Manocchio, 84, yielded control of the Mafia around late 2009. For a short time, according to law enforcement officials, Peter Limone, one of the men vindicated after serving 33 years in prison for a gangland murder he did not commit, assumed the role of acting boss. Limone was subsequently arrested and convicted in Massachusetts state court on bookmaking charges.

Authorities said Wednesday that DiNunzio, whose criminal record includes an extortion conviction, then took control of the New England Mafia, overseeing operations in Boston and Rhode Island.
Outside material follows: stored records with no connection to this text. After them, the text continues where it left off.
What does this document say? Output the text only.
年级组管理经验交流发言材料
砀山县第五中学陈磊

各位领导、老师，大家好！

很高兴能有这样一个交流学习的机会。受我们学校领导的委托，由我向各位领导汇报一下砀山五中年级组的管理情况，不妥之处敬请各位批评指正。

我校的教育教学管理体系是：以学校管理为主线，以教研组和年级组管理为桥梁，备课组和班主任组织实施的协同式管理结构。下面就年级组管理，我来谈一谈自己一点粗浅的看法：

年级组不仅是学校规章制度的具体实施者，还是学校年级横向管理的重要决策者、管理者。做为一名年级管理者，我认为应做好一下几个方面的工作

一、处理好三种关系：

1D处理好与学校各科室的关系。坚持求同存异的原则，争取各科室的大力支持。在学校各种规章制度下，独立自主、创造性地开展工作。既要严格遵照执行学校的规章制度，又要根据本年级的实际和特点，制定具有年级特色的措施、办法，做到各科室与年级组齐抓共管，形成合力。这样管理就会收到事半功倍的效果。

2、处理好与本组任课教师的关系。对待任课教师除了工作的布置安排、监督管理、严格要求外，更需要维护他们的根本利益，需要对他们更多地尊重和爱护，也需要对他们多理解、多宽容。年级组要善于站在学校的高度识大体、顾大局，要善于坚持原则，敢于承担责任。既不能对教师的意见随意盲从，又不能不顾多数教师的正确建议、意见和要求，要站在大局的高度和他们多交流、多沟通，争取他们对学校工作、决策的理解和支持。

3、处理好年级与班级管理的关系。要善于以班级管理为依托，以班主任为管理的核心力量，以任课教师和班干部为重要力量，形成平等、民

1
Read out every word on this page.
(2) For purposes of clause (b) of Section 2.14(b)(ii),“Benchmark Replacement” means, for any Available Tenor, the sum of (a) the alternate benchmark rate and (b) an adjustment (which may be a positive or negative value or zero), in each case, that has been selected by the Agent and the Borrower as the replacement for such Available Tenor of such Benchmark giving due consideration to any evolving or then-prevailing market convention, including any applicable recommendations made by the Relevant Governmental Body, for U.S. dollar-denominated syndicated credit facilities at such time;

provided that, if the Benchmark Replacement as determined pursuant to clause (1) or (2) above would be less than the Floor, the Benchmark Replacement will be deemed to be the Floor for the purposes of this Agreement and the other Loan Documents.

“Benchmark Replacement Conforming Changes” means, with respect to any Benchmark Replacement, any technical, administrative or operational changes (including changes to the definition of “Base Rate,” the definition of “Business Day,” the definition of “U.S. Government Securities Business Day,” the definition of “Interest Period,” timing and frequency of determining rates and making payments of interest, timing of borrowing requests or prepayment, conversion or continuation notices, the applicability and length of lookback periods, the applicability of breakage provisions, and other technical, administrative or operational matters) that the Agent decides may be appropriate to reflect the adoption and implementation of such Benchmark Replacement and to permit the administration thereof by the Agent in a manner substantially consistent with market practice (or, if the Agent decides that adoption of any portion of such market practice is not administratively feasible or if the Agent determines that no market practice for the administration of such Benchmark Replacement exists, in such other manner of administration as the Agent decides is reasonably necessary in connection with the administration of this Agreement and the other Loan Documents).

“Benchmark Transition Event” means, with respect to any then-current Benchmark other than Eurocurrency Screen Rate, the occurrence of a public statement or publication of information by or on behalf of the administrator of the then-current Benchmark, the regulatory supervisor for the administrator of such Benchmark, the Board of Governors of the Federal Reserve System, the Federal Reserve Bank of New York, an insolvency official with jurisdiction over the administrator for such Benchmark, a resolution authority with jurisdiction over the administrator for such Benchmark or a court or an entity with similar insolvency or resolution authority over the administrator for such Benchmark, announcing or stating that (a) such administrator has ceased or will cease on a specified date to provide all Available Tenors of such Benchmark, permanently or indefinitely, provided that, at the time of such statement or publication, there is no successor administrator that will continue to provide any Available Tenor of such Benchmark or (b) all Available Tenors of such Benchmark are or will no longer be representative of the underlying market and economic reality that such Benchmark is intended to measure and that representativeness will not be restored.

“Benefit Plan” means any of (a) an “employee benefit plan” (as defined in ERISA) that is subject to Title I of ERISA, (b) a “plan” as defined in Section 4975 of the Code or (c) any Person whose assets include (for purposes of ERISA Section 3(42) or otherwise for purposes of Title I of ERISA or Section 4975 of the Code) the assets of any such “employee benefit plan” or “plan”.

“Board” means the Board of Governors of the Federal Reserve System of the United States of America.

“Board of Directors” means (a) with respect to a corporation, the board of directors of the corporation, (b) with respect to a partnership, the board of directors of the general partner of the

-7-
DiNunzio immediately sought to collect on the cash payments that Manocchio’s crew was receiving from the Rhode Island strip clubs, according to court documents filed Wednesday. He named a top Mafia member from Rhode Island, Edward Lato, as head of the organization in that state and had him deliver money, authorities said.


DiNunzio also sought the permission of the New York-based Gambino crime family to require payoffs from someone involved in the adult entertainment industry who was doing business in Rhode Island, authorities said.

DiNunzio, according to the authorities, defined his leadership style.

“As soon as I took over, I changed everything,’’ he allegedly told an associate.

According to court records, DiNunzio issued the warning to bury alive those who defied his rule during a meeting with an associate at My Cousin Vinny’s restaurant in Malden in June 2011. . If someone disobeyed him, he allegedly said, “I get to watch you die in the ground.’’

He added: “I stay there 10 [expletive] hours until your [sic] dead. And I’ll dig you back up and make sure you are dead.’’

Several of DiNunzio’s conversations were recorded on wiretaps, including those he apparently had with members of the Gambino family. The other members of the Mafia were not identified in court records and are referred to only as Mafia members or associates.

DiNunzio began to suspect he was under investigation after Lato and other associates were charged, along with Manocchio, in 2011, according to court records. DiNunzio was searched and had $5,000 seized by the FBI after Lato had given him the money.

DiNunzio told an associate from the Gambino family that he had come to realize that he was being recorded during a meeting at Billy Tse Chinese restaurant in Boston, the records say, confiding to an associate that the Rhode Island investigation could be his downfall.

“That’s the only thing I could think that could set me up,’’ he allegedly said.

Law enforcement officials said Wednesday that the case against DiNunzio shows the inner workings of organized crime. DiNunzio can be heard on wiretaps discussing the process of becoming a “made’’ member, for instance, according to court records.

The officials pledged to continue investigating organized crime in Rhode Island and Boston.

“This is a regional problem that crosses state borders,’’ said Richard DesLauriers, special agent in charge of the FBI office in Boston.

To date nine people, including DiNunzio, have been charged in the extortion of Rhode Island strip clubs, and six have been convicted. Before DiNunzio and Limone, New England Mafia bosses Frank “Cadillac Frank’’ Salemme, the late Nicholas Bianco, and Raymond “Junior’’ Patriarca were convicted.

“The Justice Department and its law enforcement partners are determined to put La Cosa Nostra out of business, and we won’t stop until we’ve done just that,’’ said James M. Trusty, chief of the organized crime and gang unit for the Justice Department.

Officials acknowledged, however, that the arrest of DiNunzio opens a window for someone else to assume the leadership role and that the Mafia continues to operate.

DiNunzio, according to court records, has told associates that his son was working with La Cosa Nostra as “an administrative guy.’’

He has also told an associate that he would not yield his power, not even after an arrest, the records say.

“If I go to the can, I’m still the boss . . . no matter what,’’ he allegedly said.